# Object Detection with Detection Transformer (DETR)

This notebook demonstrates how to use a pre‑trained DETR model from the HuggingFace `transformers` library to detect objects in images. We'll load an image, run inference, and visualize the predicted bounding boxes and labels.

DETR (Detection Transformer) reframes object detection as a direct set prediction problem, eliminating the need for anchor boxes, region proposals, and non‑maximum suppression. It uses a CNN backbone to extract features, a transformer encoder–decoder to reason about objects globally, and a set‑based loss (Hungarian matching) during training.

## 1. Setup and Imports

In [None]:
import torch
import requests
from PIL import Image
import matplotlib.pyplot as plt
import matplotlib.patches as patches
from transformers import DetrImageProcessor, DetrForObjectDetection
import numpy as np

print("PyTorch version:", torch.__version__)
print("Transformers version:", transformers.__version__)
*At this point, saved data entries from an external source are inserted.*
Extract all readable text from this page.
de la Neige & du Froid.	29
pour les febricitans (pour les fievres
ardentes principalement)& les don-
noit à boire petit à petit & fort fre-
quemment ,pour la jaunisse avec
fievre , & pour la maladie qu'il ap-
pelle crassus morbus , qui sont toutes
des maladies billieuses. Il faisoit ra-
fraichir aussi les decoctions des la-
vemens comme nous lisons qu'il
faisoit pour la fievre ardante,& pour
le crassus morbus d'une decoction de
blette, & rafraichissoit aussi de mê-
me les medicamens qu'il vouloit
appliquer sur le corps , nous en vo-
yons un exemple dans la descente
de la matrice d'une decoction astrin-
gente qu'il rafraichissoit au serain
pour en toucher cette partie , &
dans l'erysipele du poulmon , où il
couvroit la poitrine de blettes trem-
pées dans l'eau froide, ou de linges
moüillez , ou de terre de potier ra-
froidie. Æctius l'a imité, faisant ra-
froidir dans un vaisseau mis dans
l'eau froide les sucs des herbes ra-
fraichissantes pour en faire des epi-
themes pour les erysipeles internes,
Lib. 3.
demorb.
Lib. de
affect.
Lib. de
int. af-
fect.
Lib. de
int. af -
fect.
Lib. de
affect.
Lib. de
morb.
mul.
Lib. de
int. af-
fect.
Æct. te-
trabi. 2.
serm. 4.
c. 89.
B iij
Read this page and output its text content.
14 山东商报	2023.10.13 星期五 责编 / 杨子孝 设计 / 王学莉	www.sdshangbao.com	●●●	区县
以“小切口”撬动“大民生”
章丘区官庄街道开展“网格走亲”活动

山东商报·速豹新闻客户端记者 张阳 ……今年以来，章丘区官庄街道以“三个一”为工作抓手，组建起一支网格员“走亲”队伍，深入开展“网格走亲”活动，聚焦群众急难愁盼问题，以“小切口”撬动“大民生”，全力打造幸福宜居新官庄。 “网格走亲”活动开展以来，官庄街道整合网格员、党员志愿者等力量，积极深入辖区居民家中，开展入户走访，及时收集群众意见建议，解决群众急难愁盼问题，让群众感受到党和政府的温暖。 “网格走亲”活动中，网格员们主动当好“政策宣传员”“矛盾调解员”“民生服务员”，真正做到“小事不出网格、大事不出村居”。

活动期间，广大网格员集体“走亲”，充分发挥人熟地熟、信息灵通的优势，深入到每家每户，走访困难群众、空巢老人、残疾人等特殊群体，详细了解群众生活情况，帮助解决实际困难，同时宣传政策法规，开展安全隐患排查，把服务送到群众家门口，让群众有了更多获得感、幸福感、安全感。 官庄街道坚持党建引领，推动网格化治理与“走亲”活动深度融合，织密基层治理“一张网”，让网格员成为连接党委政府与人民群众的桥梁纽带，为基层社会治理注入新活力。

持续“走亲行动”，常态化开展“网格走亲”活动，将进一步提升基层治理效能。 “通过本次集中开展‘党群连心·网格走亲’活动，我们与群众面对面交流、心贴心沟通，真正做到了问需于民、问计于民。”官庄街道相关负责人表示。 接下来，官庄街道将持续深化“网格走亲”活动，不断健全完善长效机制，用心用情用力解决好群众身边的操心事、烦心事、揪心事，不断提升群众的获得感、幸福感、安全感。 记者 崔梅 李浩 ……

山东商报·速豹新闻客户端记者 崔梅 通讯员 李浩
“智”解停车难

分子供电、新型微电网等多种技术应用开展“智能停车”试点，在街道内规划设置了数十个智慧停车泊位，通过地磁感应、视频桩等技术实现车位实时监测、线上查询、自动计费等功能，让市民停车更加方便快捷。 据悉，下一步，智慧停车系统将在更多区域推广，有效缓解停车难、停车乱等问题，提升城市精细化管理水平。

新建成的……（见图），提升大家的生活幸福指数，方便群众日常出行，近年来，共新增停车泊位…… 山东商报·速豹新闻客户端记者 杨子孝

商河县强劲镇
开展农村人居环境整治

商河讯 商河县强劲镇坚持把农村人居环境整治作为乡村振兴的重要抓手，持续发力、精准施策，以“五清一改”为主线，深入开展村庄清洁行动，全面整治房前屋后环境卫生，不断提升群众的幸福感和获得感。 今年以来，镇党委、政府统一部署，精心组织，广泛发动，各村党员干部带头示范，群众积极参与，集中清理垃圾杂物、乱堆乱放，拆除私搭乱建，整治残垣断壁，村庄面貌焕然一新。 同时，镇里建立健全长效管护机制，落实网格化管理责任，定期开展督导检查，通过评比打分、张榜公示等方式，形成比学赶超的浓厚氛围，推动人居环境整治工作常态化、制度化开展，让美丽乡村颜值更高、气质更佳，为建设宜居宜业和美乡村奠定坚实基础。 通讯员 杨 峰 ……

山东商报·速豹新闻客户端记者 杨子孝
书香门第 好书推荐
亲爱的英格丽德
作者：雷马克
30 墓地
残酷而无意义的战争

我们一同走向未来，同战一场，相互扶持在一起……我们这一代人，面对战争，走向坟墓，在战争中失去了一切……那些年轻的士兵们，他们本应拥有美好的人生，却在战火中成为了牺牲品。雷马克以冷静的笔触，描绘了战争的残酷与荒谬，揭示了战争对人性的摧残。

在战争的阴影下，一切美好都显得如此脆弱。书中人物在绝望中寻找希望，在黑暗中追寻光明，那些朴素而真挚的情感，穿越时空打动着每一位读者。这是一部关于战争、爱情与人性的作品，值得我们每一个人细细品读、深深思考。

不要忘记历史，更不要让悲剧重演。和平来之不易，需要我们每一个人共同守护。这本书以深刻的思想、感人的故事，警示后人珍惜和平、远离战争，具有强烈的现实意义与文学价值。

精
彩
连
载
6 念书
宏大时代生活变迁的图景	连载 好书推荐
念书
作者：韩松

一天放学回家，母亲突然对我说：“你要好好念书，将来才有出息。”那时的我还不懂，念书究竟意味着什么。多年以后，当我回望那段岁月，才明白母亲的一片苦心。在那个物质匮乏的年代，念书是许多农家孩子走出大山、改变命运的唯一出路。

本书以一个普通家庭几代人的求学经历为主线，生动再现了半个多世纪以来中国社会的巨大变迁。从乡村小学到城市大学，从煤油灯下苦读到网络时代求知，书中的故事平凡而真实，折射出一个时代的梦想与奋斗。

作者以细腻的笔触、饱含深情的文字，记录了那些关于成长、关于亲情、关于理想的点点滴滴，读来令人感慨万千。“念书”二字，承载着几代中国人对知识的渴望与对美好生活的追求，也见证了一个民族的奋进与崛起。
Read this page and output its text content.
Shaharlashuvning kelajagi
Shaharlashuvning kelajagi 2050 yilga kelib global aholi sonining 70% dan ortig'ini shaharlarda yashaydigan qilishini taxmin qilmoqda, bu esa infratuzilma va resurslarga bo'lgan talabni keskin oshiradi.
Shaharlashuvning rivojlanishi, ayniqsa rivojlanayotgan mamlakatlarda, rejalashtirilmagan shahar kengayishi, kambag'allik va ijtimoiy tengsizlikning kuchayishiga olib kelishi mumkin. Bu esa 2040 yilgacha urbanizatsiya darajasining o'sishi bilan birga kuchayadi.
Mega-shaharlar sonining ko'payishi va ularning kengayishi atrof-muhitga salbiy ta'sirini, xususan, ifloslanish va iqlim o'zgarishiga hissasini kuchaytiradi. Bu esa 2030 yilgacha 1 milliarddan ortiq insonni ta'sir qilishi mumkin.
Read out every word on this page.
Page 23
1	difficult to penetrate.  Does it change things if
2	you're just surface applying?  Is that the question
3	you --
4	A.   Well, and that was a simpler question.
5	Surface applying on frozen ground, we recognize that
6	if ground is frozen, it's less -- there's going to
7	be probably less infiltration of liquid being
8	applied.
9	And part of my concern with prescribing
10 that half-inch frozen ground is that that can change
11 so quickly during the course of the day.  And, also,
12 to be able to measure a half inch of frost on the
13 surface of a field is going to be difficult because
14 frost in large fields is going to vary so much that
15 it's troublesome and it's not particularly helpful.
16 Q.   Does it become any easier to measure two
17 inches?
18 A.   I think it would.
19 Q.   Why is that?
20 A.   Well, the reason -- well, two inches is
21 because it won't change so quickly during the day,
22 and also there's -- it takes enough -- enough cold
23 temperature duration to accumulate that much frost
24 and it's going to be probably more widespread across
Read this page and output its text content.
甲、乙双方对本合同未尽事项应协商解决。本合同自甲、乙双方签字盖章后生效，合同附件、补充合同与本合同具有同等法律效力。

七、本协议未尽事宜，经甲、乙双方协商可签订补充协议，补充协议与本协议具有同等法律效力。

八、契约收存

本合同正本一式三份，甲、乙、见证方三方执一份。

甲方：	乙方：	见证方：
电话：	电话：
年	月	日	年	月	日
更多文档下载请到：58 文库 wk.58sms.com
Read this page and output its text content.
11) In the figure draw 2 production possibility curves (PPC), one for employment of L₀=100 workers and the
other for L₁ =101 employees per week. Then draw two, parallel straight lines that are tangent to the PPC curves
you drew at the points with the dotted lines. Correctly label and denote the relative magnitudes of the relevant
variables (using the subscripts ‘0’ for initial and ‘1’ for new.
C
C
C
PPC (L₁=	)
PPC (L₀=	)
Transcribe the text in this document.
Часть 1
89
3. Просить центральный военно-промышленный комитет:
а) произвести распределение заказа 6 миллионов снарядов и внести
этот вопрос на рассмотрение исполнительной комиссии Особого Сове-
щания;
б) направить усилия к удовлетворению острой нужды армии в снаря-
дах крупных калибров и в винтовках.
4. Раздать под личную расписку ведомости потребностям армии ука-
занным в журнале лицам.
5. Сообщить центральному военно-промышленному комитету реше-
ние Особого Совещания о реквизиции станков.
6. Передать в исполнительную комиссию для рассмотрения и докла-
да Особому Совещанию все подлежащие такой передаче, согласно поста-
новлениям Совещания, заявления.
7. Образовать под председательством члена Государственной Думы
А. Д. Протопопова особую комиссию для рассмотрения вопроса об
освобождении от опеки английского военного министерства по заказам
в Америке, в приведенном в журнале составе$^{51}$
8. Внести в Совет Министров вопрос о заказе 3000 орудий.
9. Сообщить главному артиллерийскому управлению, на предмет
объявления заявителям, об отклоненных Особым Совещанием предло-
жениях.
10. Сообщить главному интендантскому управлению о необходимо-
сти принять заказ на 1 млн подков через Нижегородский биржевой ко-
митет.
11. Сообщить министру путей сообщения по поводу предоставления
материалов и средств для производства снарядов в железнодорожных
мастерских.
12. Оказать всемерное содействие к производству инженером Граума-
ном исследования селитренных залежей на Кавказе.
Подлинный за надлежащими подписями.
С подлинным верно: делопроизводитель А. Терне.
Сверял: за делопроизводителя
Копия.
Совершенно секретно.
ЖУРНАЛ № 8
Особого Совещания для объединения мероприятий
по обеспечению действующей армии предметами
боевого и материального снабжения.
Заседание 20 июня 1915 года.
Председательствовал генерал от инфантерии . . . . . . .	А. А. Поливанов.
## 2. Load Pre‑trained DETR Model and Processor

We'll use the `facebook/detr-resnet-50` model, which was trained on the COCO dataset. The processor handles image resizing, normalization, and conversion to tensor.

In [None]:
processor = DetrImageProcessor.from_pretrained("facebook/detr-resnet-50")
model = DetrForObjectDetection.from_pretrained("facebook/detr-resnet-50")
model.eval()
print("Model loaded successfully.")

## 3. Load an Image

We'll download a sample image from the web. You can also replace this with your own image path.

In [None]:
# URL of a sample image (COCO style street scene)
url = "http://images.cocodataset.org/val2017/000000039769.jpg"
image = Image.open(requests.get(url, stream=True).raw)
print("Image size:", image.size)

## 4. Run Inference

We process the image, pass it through the model, and obtain predictions. The model outputs `logits` (class scores) and `pred_boxes`.

In [None]:
inputs = processor(images=image, return_tensors="pt")
with torch.no_grad():
    outputs = model(**inputs)

# Model outputs are in raw format; we need to post-process them to get final boxes and labels.
target_sizes = torch.tensor([image.size[::-1]])  # (height, width)
results = processor.post_process_object_detection(outputs, target_sizes=target_sizes, threshold=0.7)[0]

print(f"Detected {len(results['labels'])} objects with confidence > 0.7:")
for score, label, box in zip(results["scores"], results["labels"], results["boxes"]):
    box = [round(i, 2) for i in box.tolist()]
    print(f"  {model.config.id2label[label.item()]}: {round(score.item(), 3)} at {box}")

## 5. Visualize the Detections

We'll draw the bounding boxes and labels on the image using matplotlib.

In [None]:
def plot_detections(image, results, threshold=0.7):
    fig, ax = plt.subplots(1, figsize=(12, 8))
    ax.imshow(image)
    ax.axis('off')

    for score, label, box in zip(results["scores"], results["labels"], results["boxes"]):
        if score < threshold:
            continue
        x1, y1, x2, y2 = box.tolist()
        rect = patches.Rectangle((x1, y1), x2 - x1, y2 - y1,
                                 linewidth=2, edgecolor='lime', facecolor='none')
        ax.add_patch(rect)
        caption = f"{model.config.id2label[label.item()]}: {score:.2f}"
        ax.text(x1, y1, caption, fontsize=10, color='white',
                bbox=dict(facecolor='green', alpha=0.5))

    plt.tight_layout()
    plt.show()

plot_detections(image, results, threshold=0.7)

## 6. How DETR Works – A Quick Recap

DETR consists of four main parts:

1. **CNN Backbone** (e.g., ResNet‑50) – extracts a feature map from the image.
2. **Transformer Encoder** – the feature map is flattened, positional encodings are added, and a standard transformer encoder processes the sequence, allowing global context to be captured.
3. **Transformer Decoder** – a fixed set of **object queries** (learned embeddings) interact with the encoder output via cross‑attention. The decoder outputs a representation for each query.
4. **Prediction Heads** – two small feed‑forward networks per query: one for class probabilities (including a special “no object” class) and one for bounding box coordinates `(x, y, w, h)`.

**Training** uses the Hungarian algorithm to match predictions to ground truth and a composite loss (classification + L1 box + GIoU). **Inference** simply takes the predictions with confidence above a threshold – no anchor boxes or NMS required.

## 7. Next Steps

- Try the model on your own images (replace the URL with a local path).
- Fine‑tune the model on a custom dataset.
- Explore the source code of DETR in the HuggingFace library.
- Implement the Hungarian matching and loss yourself for deeper understanding.